Ela tem 1,60, peitos meio pequenos mas uma delícia, daqueles que você consegue envolver com a palma da mão e apertar, grandes o bastante pra aparecer e balançar quando ela corria, eu fazia esporte; a bunda dela também, média mas bem firme e empinada, um rabão quando usava certo tipo de roupa, inteligente e bem animada, ajudava todo mundo, fazia todo mundo rir e, em poucas palavras, uma ótima namorada.

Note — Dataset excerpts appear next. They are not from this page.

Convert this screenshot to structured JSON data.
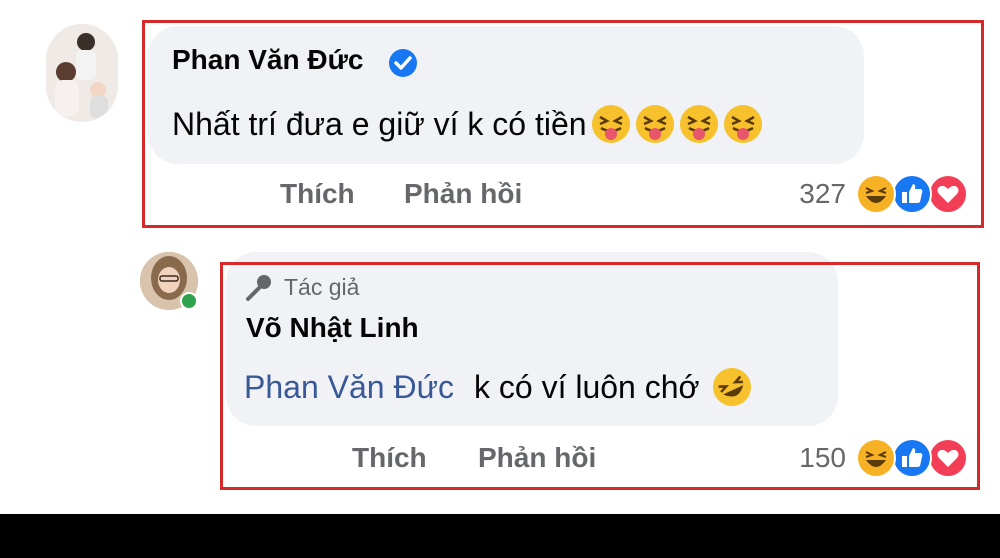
{
  "comment1": {
    "author": "Phan Văn Đức",
    "verified_icon": "verified-badge-icon",
    "text": "Nhất trí đưa e giữ ví k có tiền",
    "emojis": [
      "squinting-tongue-emoji",
      "squinting-tongue-emoji",
      "squinting-tongue-emoji",
      "squinting-tongue-emoji"
    ],
    "like_label": "Thích",
    "reply_label": "Phản hồi",
    "reaction_count": "327"
  },
  "comment2": {
    "badge_label": "Tác giả",
    "badge_icon": "microphone-icon",
    "author": "Võ Nhật Linh",
    "mention": "Phan Văn Đức",
    "text": "k có ví luôn chớ",
    "emoji": "rolling-laughing-emoji",
    "like_label": "Thích",
    "reply_label": "Phản hồi",
    "reaction_count": "150"
  },
  "colors": {
    "bubble": "#f0f2f5",
    "highlight_box": "#d62a2a",
    "mention": "#385898",
    "verified": "#1877f2",
    "like": "#1877f2",
    "love": "#f33e58",
    "haha": "#f7b125",
    "online": "#31a24c"
  }
}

Tudo começa quando ela começa a me visitar muito depois das aulas, chegar e conversar com ela enquanto a gente tava lá, e mesmo o Daniel estando naquele apartamento, também não atrapalhava quando eu tava com ela, embora muitas vezes eu tenha visto ele falando quando ia buscar comida ou fazer algum recado, primeiro longe, depois cada vez mais perto, algo que eu achava normal, já que na minha mente eles se davam bem.

Tudo começou numa viagem. Eu não ia voltar pra minha cidade, então a Clara ia ficar uns dias comigo e, bem, com a gente. Ela trouxe algumas coisas dela e a gente tentou se virar, porque o lugar não era muito grande: tinha banheiro, sala/cozinha, e um quarto onde ficavam nossas mesas. Pra economizar espaço, eu e o Daniel usávamos um beliche; eu dormia em cima e ele embaixo, algo que funcionava, mas com a chegada da minha mina começou a dar problema.

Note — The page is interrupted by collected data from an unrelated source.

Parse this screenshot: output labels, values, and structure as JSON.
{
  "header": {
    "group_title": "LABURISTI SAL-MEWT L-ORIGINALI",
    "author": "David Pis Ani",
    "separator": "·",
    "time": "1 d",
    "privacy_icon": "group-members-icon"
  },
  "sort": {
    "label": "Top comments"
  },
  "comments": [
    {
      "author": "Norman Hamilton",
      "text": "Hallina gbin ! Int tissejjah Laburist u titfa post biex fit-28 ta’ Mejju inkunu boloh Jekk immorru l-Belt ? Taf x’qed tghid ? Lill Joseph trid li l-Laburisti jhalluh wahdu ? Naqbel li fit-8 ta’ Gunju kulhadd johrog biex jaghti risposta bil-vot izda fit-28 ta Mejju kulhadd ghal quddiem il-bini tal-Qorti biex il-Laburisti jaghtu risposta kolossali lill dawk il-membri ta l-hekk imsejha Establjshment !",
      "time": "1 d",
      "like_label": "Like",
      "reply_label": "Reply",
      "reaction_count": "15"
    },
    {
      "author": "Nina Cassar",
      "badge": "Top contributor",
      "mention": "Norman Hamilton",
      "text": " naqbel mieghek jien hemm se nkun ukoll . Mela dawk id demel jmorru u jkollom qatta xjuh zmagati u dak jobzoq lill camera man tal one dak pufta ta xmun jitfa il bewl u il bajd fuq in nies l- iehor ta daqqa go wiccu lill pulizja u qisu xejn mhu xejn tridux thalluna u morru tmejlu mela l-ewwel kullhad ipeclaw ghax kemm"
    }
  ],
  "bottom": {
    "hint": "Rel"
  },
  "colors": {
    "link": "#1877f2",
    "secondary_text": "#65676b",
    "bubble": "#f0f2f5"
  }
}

Nos primeiros dias ela dormia comigo, era confortável até que depois de muitos dias ficou chato, dormíamos muito colados, no meio do verão morríamos de calor, na hora de descer era desconfortável e perigoso.
Até chegamos a brigar por não dormir bem nos últimos dias, ainda mais quando, no meio da noite, o Daniel se masturbava lá embaixo. Não fazia muito barulho, mas fazia a cama balançar. Eu já sabia que ele fazia isso, mas com a Clara ali, não sabia se ela percebia ou se realmente dormia bem e não notava nada.
Num desses dias, Daniel chega depois de uma briga e, sorrindo, tenta acalmar tudo.
Daniel. — Vamos, cara, só deixa eu dormir lá embaixo, não seja cuzão, além disso, é só por mais algumas semanas.
Clara. — É verdade, lá embaixo tem espaço, vai, já tá doendo minhas costas de dormir de lado, o Daniel não liga, e acho que você também não, além disso, você gosta de dormir por cima.
Aquela última parte ela disse com um sorriso, embora não fosse ciumento de verdade, era óbvio que a ideia dela dormir com outra pessoa, mesmo que fosse um amigo, ainda me incomodava. Mas pra não brigar mais, eu aceitei. Depois disso, os dias foram ficando cada vez piores.
Os primeiros dias foram estranhos, eu subia e eles meio quietos se deitavam, tudo normal, noites com desconforto, mas no final eu acabava capotando e dormia até não ver nada, acordando tarde de manhã.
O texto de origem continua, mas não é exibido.